Dly Mirror 18 Nov. 10/1: Mr Anthony Eden returned with a party of Dominion representatives after a browsing and sluicing match.
[UK]Wodehouse Mating Season 51: The browsing and sluicing being concluded, the females rose.
[Scot]Chambers Jrnl Jan. 474/1: I determined that there should be no mistake about the browsing and sluicing at my H.Q.
Oxford Mag. 4 68/1: How pleasant to be Mr Eliot ... or failing that supreme bliss how scarcely less pleasant to be the Head of an Oxbridge college. The lolly is all right, the browsing and sluicing are excellent.
[UK]Wodehouse Much Obliged, Jeeves 108: Generally these rural pubs are all right in the matter of browsing.
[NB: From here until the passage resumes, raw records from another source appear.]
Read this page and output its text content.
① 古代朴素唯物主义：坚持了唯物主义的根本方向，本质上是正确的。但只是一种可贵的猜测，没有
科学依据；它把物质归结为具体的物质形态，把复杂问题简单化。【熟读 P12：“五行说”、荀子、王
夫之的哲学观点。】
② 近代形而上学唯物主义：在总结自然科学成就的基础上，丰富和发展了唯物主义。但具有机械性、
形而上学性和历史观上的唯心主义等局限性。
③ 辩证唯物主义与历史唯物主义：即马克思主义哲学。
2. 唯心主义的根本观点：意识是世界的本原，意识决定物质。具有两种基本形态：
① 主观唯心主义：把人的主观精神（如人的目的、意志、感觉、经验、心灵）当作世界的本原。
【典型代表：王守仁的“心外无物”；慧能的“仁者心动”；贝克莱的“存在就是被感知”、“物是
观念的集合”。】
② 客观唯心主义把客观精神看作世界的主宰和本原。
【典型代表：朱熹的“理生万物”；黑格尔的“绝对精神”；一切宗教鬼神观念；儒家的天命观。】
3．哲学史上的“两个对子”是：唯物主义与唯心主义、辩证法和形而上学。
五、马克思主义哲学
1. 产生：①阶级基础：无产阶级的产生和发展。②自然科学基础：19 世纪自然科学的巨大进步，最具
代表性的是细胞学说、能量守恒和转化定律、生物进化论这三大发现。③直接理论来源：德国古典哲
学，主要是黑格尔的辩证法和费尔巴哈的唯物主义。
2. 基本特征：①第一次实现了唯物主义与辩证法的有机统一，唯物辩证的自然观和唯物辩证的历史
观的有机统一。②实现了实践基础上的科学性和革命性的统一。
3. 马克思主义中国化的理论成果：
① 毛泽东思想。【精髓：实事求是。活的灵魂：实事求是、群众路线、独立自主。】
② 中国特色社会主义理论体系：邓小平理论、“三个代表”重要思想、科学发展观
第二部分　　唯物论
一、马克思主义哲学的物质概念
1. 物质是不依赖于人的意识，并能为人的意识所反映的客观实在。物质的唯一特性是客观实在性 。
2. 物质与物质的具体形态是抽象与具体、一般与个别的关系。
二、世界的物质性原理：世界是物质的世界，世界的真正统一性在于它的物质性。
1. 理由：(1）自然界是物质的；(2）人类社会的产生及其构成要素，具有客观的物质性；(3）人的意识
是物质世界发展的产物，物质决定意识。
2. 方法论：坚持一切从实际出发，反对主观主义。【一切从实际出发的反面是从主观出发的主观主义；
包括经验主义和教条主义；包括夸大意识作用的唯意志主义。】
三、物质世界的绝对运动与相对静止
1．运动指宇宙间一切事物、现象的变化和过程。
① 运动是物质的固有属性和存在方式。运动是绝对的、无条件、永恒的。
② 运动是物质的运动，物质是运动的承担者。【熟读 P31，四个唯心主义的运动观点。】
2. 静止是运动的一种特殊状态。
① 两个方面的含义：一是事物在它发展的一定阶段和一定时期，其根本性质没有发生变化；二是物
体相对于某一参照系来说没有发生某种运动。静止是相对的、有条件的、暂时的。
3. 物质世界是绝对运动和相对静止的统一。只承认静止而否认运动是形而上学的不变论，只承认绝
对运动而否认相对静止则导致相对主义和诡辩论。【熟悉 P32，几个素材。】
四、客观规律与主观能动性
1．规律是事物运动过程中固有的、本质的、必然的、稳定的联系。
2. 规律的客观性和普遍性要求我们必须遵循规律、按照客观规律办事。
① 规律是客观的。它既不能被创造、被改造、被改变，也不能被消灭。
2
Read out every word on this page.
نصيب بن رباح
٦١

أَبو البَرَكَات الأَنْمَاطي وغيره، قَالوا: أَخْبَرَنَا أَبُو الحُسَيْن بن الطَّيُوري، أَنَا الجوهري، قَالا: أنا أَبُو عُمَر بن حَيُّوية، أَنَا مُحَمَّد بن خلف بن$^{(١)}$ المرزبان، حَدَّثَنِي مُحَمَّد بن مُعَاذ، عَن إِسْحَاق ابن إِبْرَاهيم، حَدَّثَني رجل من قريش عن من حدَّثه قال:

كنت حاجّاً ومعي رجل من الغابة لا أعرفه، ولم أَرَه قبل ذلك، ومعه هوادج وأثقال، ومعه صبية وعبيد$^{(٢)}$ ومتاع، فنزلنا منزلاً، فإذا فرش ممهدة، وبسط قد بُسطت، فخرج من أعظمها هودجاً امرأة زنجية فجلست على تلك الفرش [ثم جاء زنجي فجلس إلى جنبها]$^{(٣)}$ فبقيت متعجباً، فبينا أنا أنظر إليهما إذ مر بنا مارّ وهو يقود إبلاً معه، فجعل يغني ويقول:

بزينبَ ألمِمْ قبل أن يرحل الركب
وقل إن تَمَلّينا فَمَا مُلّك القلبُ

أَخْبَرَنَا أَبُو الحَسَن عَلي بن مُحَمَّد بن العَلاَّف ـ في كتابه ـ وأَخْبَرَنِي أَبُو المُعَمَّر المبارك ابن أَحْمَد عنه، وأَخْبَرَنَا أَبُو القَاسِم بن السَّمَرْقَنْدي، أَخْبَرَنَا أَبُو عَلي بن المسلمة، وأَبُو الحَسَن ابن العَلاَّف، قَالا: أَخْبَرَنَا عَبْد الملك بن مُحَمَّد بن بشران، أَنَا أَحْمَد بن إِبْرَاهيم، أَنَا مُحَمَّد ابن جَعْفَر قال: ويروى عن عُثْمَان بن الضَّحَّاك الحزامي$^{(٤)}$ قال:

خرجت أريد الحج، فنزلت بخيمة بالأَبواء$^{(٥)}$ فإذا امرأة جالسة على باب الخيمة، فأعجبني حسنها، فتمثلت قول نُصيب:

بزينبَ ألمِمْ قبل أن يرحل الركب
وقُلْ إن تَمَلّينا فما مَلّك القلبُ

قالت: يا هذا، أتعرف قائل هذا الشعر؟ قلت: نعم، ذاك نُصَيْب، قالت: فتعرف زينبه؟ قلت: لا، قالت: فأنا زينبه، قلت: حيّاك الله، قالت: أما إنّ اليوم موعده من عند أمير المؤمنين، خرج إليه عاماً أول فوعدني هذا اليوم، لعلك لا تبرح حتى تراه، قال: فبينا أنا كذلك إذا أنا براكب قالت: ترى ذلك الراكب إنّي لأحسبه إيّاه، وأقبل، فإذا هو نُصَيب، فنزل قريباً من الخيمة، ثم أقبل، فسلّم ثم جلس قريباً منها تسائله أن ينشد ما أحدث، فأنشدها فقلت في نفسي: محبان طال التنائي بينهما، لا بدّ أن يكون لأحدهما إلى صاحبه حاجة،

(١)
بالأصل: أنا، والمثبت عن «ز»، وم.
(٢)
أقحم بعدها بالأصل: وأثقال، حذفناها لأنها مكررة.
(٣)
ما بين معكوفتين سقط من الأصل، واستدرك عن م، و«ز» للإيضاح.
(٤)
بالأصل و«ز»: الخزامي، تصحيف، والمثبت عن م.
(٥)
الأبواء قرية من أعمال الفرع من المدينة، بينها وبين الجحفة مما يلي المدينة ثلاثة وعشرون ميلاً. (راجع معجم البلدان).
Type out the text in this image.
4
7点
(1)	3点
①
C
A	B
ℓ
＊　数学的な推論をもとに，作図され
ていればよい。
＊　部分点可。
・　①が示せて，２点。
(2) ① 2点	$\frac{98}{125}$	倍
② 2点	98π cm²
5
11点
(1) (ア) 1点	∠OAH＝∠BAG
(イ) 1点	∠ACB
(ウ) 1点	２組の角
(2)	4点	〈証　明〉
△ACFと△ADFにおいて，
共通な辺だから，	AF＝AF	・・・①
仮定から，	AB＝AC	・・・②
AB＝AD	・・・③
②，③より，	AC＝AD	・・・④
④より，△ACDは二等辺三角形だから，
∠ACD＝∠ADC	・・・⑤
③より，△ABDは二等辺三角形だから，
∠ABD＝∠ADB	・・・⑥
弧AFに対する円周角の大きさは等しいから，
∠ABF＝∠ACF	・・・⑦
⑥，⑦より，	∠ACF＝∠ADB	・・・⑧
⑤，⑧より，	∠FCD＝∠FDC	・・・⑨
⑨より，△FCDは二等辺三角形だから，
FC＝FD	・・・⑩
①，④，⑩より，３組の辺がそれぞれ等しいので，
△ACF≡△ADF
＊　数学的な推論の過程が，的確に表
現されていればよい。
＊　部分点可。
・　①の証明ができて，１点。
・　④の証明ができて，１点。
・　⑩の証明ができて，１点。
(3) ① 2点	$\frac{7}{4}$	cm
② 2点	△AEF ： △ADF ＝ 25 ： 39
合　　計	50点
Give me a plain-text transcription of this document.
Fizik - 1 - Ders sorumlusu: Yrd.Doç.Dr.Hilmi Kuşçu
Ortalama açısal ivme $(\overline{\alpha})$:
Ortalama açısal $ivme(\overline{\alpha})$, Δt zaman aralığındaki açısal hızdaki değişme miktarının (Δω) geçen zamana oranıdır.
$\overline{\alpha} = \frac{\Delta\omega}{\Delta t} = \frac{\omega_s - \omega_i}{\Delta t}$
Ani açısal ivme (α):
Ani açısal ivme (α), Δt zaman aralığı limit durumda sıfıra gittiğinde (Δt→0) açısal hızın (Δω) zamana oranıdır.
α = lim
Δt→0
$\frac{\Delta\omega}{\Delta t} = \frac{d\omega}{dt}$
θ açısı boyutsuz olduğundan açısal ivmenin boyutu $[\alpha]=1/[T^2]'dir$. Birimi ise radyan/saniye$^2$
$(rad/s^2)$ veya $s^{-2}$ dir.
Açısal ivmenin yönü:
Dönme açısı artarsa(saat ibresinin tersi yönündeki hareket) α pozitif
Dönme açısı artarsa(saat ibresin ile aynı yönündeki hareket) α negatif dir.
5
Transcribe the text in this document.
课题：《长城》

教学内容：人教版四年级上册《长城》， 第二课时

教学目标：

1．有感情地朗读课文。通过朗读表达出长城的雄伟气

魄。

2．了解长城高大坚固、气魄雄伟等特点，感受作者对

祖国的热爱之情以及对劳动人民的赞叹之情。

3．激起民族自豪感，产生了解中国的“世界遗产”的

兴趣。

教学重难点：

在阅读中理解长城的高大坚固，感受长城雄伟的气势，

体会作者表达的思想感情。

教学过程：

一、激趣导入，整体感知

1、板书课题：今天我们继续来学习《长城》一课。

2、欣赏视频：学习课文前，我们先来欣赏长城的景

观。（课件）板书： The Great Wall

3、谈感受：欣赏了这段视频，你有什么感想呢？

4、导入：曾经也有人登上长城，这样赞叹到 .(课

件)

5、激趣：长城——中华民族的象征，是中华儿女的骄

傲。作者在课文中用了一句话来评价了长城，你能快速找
P. Howard London’s River 24: After the browsing and sluicing [...] ‘Then went the cuppes so merrily about that many of the Frenchmen were faine to be led to their beddes’.
C. & R. Mortimer letter 5 Nov. in Dear Lupin (2014) [ebook] On Friday we go to the Mayhew Sanders box at Cheltenham where I hope the browsing and sluicing will be of a high order.
R.W.F. Poole Arthur James & I 34: Some determined attention to the browsing and sluicing, if it is of the required standard (high), enables one to endure for the umpteenth time Colonel Potleigh's story of how he felt a little sikh whilst pig sticking in India.